The lower classes in developed countries have lost much of their political
influence because of the shrinking and disorganisation of the only powerful
group among them, the working class proper.  The shift in the economy away
from manufacturing, and economic globalisation which makes it possible to
allocate production to the enormous unregulated labour markets outside the
classical welfare states, have deprived the industrial workers in the
developed countries of their powerful position as sole suppliers of labour
force to the most important part of the world economy.  The lower classes
are therefore now unable to defend the Welfare State.  Nor is there any
longer any political or economic reason for the influential strata of
society to support the preservation of the Welfare State.

Those who have important functions in the new economy will be employed on
individual contracts, and will be able to find individual solutions for
their education, health care, retirement and so on, while the majority of
the lower classes will face uncertainty.  And the Welfare State will
increasingly be presented as an impediment to economic growth.

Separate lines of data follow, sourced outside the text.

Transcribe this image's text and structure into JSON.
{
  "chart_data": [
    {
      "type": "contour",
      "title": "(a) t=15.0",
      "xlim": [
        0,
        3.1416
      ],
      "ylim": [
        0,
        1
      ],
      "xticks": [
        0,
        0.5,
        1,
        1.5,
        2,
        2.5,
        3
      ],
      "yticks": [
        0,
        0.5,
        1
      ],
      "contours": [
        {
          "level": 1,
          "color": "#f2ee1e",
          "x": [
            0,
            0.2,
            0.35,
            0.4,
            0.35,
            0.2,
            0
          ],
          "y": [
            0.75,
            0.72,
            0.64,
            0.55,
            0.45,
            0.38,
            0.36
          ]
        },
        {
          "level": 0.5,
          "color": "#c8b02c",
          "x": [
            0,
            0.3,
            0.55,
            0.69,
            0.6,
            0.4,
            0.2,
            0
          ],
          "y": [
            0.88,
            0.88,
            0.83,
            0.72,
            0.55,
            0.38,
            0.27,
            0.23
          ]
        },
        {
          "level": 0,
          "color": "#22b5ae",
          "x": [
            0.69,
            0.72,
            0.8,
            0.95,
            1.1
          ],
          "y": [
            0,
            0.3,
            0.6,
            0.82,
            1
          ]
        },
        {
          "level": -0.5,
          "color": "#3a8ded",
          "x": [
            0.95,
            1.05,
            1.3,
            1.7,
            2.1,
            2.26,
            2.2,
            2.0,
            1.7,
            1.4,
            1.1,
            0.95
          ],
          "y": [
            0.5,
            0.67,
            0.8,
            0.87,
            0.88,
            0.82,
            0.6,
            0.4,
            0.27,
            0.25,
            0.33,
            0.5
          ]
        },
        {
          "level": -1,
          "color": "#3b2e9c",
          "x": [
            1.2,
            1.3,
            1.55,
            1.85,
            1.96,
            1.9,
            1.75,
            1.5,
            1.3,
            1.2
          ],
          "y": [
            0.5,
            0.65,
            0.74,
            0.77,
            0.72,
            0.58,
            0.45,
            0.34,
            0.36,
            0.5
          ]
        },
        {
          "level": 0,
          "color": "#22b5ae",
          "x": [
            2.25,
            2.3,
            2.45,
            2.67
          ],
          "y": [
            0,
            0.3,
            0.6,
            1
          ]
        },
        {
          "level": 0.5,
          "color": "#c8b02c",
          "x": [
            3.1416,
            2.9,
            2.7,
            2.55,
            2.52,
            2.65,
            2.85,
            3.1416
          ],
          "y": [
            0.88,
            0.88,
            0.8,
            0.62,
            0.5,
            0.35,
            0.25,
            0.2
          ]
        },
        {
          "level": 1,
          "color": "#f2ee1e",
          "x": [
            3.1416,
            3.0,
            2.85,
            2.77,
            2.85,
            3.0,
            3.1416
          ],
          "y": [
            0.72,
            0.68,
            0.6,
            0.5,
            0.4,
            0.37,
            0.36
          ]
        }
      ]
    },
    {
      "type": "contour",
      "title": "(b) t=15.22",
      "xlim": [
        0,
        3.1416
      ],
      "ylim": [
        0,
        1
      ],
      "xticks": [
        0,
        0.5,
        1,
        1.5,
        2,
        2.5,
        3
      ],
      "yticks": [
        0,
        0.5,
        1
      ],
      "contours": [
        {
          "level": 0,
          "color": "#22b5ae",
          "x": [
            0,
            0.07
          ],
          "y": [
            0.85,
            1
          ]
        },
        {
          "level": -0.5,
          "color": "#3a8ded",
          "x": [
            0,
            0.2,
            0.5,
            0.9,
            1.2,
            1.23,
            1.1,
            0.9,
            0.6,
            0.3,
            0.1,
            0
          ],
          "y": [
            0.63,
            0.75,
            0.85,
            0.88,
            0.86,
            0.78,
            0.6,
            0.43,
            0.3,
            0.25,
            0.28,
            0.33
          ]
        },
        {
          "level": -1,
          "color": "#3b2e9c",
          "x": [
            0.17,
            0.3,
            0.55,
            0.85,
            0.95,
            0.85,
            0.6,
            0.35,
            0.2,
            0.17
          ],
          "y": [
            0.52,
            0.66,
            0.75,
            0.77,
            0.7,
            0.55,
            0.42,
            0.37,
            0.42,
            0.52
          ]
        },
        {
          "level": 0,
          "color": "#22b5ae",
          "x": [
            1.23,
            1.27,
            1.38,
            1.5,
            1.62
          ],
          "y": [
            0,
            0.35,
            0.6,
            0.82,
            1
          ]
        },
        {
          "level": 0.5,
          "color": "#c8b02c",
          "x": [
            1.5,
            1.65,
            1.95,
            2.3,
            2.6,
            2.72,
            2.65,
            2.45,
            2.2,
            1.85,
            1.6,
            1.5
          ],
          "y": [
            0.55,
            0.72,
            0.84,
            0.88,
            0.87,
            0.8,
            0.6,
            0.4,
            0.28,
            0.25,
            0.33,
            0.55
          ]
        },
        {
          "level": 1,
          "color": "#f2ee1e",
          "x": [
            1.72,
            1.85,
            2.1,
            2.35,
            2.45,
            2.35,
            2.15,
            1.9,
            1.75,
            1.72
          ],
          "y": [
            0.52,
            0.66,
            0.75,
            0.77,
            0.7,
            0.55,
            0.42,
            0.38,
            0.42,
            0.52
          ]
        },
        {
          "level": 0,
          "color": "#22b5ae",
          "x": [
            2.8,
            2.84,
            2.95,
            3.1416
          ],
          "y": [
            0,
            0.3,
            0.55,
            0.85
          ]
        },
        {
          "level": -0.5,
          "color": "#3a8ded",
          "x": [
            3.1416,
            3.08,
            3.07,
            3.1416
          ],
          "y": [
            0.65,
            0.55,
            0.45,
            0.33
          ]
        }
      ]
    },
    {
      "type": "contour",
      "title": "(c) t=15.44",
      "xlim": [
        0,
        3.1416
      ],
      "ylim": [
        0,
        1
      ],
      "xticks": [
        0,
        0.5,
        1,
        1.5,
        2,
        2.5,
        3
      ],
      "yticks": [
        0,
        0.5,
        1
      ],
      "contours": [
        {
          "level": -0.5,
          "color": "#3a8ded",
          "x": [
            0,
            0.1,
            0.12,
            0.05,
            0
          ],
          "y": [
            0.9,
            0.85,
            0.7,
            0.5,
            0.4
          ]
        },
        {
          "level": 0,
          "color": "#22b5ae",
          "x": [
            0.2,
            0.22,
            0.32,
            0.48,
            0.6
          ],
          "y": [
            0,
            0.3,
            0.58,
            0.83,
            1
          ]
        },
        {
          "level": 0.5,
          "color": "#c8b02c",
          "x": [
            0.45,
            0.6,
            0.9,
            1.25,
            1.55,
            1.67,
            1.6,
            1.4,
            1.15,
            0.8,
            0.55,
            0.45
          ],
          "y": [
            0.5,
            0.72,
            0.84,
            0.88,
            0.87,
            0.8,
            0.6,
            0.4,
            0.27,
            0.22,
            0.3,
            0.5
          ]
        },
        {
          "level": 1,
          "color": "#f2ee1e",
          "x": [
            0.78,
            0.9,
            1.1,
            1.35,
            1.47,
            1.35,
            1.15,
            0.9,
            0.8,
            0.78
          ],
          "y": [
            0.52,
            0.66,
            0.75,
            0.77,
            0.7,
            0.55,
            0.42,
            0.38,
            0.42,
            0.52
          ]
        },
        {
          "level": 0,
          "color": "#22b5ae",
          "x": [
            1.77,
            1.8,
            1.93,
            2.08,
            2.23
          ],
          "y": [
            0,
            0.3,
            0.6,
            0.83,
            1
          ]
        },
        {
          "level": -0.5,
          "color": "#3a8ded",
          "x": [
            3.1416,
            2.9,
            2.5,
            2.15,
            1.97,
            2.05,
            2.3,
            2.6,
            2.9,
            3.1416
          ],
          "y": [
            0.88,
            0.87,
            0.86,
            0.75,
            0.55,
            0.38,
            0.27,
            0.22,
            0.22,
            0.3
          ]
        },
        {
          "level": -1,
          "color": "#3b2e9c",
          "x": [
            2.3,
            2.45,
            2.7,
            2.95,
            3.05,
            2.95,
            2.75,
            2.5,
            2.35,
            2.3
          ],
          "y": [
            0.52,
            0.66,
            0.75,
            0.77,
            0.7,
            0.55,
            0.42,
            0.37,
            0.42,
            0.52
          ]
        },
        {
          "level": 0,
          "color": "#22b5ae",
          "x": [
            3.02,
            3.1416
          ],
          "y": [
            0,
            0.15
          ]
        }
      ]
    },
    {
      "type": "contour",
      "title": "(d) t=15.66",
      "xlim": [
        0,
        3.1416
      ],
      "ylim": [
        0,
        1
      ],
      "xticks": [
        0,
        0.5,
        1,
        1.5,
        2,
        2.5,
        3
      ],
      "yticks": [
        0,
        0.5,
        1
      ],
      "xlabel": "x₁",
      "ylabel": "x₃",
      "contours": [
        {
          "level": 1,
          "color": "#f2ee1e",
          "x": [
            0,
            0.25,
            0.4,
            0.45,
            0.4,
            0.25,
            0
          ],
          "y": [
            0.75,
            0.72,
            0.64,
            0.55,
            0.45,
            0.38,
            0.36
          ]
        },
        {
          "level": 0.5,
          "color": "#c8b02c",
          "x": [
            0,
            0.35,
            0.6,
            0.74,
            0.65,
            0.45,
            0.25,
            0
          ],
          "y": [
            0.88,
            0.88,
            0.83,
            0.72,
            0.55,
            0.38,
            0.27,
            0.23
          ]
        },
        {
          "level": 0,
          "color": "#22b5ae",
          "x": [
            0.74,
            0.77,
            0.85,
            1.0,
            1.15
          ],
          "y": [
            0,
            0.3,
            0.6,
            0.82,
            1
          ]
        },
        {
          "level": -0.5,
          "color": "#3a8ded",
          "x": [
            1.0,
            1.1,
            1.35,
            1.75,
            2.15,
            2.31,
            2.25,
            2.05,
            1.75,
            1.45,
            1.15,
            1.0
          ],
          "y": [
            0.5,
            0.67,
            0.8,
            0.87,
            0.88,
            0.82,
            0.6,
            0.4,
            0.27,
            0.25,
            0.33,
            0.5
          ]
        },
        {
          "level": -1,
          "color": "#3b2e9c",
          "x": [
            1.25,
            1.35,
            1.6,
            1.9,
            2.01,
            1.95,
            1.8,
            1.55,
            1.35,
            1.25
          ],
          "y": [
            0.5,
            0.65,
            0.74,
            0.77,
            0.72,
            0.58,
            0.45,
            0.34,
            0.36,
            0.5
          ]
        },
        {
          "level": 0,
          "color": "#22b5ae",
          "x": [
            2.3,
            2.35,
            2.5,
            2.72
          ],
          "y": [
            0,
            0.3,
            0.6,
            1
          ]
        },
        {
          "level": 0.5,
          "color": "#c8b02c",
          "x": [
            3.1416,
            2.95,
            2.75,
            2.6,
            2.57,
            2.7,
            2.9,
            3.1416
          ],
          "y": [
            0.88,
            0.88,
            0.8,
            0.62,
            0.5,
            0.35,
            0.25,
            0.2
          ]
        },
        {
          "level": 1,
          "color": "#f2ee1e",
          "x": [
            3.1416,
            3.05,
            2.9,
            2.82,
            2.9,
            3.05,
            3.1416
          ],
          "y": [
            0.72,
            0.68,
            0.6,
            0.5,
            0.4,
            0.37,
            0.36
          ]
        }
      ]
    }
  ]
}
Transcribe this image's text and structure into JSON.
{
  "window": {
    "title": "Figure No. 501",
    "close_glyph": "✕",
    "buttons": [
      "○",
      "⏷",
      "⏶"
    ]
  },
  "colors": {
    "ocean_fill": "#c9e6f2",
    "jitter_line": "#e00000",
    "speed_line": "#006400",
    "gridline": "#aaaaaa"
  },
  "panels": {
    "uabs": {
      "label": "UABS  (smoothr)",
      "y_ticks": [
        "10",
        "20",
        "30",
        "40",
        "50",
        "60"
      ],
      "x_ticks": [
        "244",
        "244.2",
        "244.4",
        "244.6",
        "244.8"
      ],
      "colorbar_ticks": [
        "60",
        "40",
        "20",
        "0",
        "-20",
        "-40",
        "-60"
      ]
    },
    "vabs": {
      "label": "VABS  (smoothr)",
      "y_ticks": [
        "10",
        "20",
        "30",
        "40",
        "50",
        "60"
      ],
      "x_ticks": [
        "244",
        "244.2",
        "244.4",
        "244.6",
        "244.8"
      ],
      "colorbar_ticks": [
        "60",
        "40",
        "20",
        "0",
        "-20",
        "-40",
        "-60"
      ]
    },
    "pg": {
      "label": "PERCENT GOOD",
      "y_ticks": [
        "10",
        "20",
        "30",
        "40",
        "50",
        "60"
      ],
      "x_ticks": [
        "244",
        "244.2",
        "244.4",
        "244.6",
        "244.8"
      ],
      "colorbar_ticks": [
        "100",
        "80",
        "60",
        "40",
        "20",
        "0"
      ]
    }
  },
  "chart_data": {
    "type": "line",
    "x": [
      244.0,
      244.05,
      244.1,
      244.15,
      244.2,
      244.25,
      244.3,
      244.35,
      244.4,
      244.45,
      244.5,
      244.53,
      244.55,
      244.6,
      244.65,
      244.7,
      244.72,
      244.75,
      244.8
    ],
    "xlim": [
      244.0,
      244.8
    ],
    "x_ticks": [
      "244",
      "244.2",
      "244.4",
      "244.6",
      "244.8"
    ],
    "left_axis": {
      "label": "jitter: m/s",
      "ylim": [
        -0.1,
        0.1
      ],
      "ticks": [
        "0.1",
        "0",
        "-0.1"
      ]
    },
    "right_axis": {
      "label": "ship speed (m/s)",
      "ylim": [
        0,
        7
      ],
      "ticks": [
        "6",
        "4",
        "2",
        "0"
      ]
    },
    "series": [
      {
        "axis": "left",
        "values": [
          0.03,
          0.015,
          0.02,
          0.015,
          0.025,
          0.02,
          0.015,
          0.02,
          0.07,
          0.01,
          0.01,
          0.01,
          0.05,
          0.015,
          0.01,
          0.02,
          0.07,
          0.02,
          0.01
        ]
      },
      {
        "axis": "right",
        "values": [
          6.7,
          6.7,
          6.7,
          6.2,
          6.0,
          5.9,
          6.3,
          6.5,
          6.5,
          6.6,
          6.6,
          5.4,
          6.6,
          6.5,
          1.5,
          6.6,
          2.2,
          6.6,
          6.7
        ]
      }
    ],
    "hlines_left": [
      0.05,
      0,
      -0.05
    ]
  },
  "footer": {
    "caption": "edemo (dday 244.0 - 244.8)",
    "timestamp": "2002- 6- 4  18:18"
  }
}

In Australia the effects of this revolution and the dismantling of the 80
year old Australian Settlement, have been alleviated by the compromises
between the traditional Australian social system and the economic
internationalisation that was carried out during the Hawke-Keating years.
These successive Labor prime ministers presided over this transition in the
Australian economy, and they sought to introduce reform without destroying
the commitment to the welfare state.  Labor eventually lost the 1996
election but the earlier endorsement of the electorate of this compromise to
a large extent forced the coalition parties to be more cautious about
dismantling the welfare state, notwithstanding their preferences.

But the story does not end here.  The welfare state will continue to face
pressure to retreat.  As I have said, it will increasingly be presented as
an impediment to economic growth.  You do not need me to tell you this.